While the existence and location of the cemetery has been known to historians since at least the mid-20th century, the sheer scale and extent of the burial ground was unclear until now.
The bodies, which mostly date from a period spanning the 13th to 15th centuries, are burials from the medieval Hospital of St John the Evangelist, which stood opposite the graveyard until 1511, and from which St John’s College takes its name.
Craig Cessford, from the university’s department of archaeology and anthropology, said it was one of the largest finds of its kind in the UK.
The vast majority of burials were without coffins, many even without shrouds, suggesting the cemetery was primarily used to serve the poor. There were very few bodies belonging to women and children – probably because its main purpose was to cater for “poor scholars and other wretched persons” and pregnant women were excluded from its care. Grave goods such as jewellery and personal items were only present in a handful of burials.
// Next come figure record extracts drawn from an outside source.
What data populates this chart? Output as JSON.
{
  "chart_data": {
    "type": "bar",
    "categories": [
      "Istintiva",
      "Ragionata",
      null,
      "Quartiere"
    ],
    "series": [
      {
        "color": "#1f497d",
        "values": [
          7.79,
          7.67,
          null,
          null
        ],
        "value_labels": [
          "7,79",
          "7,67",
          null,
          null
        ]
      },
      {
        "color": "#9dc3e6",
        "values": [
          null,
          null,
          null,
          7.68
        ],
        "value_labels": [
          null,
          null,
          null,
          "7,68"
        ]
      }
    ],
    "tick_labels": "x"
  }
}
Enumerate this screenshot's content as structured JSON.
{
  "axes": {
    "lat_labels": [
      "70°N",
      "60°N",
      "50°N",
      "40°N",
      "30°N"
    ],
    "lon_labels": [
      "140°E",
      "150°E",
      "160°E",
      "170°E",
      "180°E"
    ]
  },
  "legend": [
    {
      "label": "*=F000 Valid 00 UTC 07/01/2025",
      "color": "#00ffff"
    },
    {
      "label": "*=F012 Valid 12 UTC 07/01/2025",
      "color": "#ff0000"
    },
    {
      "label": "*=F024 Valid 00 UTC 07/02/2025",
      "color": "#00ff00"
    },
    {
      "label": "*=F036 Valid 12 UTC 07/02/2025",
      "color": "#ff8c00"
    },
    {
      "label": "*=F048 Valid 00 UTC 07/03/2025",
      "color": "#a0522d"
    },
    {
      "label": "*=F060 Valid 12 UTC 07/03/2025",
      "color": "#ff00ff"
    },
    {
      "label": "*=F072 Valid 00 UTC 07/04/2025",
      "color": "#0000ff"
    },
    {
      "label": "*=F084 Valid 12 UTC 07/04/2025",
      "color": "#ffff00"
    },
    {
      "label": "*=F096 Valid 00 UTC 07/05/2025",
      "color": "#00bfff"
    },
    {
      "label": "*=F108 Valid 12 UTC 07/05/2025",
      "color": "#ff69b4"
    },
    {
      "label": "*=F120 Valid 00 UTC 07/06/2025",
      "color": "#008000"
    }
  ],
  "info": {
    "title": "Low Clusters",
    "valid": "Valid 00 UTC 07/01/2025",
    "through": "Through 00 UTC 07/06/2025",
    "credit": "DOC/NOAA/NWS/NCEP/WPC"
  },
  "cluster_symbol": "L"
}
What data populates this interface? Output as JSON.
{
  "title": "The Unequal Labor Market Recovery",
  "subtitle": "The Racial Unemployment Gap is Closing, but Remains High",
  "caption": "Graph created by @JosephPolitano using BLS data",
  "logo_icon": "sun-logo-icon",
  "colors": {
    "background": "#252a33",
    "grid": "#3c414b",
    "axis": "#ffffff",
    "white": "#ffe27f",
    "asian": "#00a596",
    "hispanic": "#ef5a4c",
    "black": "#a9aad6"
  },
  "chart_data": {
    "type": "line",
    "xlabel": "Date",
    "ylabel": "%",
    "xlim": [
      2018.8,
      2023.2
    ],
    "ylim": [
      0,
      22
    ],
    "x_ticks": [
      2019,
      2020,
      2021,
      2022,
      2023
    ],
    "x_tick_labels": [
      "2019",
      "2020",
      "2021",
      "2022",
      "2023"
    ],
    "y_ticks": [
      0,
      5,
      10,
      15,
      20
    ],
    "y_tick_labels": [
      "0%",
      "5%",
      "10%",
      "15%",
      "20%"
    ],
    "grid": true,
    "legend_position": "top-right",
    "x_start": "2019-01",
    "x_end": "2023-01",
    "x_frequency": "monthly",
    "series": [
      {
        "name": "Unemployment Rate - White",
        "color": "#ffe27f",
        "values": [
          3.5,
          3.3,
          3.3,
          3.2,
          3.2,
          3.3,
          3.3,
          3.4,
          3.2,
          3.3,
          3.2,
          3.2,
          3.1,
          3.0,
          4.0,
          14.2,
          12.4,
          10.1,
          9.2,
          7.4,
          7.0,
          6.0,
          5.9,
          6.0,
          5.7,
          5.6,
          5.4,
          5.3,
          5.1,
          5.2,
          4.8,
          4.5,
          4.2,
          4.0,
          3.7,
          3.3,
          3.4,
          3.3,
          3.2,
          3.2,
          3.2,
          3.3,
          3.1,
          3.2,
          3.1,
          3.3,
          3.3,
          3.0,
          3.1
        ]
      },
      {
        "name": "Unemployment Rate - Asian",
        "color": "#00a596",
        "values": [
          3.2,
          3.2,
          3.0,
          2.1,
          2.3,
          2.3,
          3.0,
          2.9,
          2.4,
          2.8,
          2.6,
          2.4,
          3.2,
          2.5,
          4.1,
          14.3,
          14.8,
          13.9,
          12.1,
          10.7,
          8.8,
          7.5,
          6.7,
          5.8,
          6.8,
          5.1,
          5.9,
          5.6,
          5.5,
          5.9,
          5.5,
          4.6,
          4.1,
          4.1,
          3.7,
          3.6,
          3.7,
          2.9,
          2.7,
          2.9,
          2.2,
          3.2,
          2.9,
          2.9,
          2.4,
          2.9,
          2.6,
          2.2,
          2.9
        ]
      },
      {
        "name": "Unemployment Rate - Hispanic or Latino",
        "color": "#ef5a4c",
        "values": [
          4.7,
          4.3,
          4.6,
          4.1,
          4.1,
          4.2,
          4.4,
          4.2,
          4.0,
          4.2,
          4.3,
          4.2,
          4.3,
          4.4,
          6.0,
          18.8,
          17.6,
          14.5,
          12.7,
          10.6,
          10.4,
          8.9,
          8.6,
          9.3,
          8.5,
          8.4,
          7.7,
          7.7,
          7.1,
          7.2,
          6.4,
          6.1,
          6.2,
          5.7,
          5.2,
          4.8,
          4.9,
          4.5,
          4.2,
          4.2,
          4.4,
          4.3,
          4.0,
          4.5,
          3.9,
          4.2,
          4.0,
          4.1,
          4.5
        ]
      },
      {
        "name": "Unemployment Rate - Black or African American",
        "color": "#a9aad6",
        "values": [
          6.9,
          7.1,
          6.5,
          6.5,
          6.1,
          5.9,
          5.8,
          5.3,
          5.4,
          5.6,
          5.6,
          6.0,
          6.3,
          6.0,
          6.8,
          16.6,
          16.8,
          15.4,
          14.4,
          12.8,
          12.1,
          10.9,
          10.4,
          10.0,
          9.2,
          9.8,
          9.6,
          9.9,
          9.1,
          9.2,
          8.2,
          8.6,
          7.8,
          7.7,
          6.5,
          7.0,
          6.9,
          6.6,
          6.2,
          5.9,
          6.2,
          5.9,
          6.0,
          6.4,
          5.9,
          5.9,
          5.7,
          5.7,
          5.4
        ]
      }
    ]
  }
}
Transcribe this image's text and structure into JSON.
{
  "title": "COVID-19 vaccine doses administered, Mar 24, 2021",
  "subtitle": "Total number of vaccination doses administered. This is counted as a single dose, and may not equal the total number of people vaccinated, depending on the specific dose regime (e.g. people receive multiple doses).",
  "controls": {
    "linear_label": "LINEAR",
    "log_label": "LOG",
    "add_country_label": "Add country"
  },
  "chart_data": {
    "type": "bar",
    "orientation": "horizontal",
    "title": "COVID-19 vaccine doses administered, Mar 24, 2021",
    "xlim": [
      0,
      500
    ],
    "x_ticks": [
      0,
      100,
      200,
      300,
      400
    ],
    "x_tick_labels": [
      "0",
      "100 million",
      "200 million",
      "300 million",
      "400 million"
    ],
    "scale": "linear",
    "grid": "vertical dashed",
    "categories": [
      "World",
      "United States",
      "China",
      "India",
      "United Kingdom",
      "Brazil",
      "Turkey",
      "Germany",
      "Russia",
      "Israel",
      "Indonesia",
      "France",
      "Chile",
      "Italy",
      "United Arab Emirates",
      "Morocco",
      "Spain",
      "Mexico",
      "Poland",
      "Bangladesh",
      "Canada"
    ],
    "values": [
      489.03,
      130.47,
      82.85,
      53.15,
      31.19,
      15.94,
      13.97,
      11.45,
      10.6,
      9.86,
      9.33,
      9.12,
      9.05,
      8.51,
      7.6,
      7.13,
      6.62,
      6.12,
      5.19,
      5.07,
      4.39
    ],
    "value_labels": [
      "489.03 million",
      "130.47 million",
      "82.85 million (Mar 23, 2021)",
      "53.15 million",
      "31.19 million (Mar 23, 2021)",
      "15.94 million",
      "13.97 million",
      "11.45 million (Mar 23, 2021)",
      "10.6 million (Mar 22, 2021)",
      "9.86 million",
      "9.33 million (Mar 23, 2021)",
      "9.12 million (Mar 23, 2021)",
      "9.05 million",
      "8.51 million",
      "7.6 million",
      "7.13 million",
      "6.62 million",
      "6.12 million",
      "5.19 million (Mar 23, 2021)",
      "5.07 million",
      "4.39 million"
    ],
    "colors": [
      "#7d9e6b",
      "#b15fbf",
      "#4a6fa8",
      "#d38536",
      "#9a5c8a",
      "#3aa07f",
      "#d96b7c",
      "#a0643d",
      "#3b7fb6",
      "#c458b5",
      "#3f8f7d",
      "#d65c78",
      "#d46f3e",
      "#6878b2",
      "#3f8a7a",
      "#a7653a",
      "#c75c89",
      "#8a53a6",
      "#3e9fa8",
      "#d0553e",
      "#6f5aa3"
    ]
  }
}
The cemetery was found to have had gravel paths and a water well, along with seeds from various flowering plants, suggesting that much like today’s cemeteries, it was a place for people to visit their deceased loved ones.
Despite local rumours linking the hospital cemetery to the Black Death, no evidence of this disease was found on any of the remains and the team did not find any sign of large burial groups from that period of the 14th century.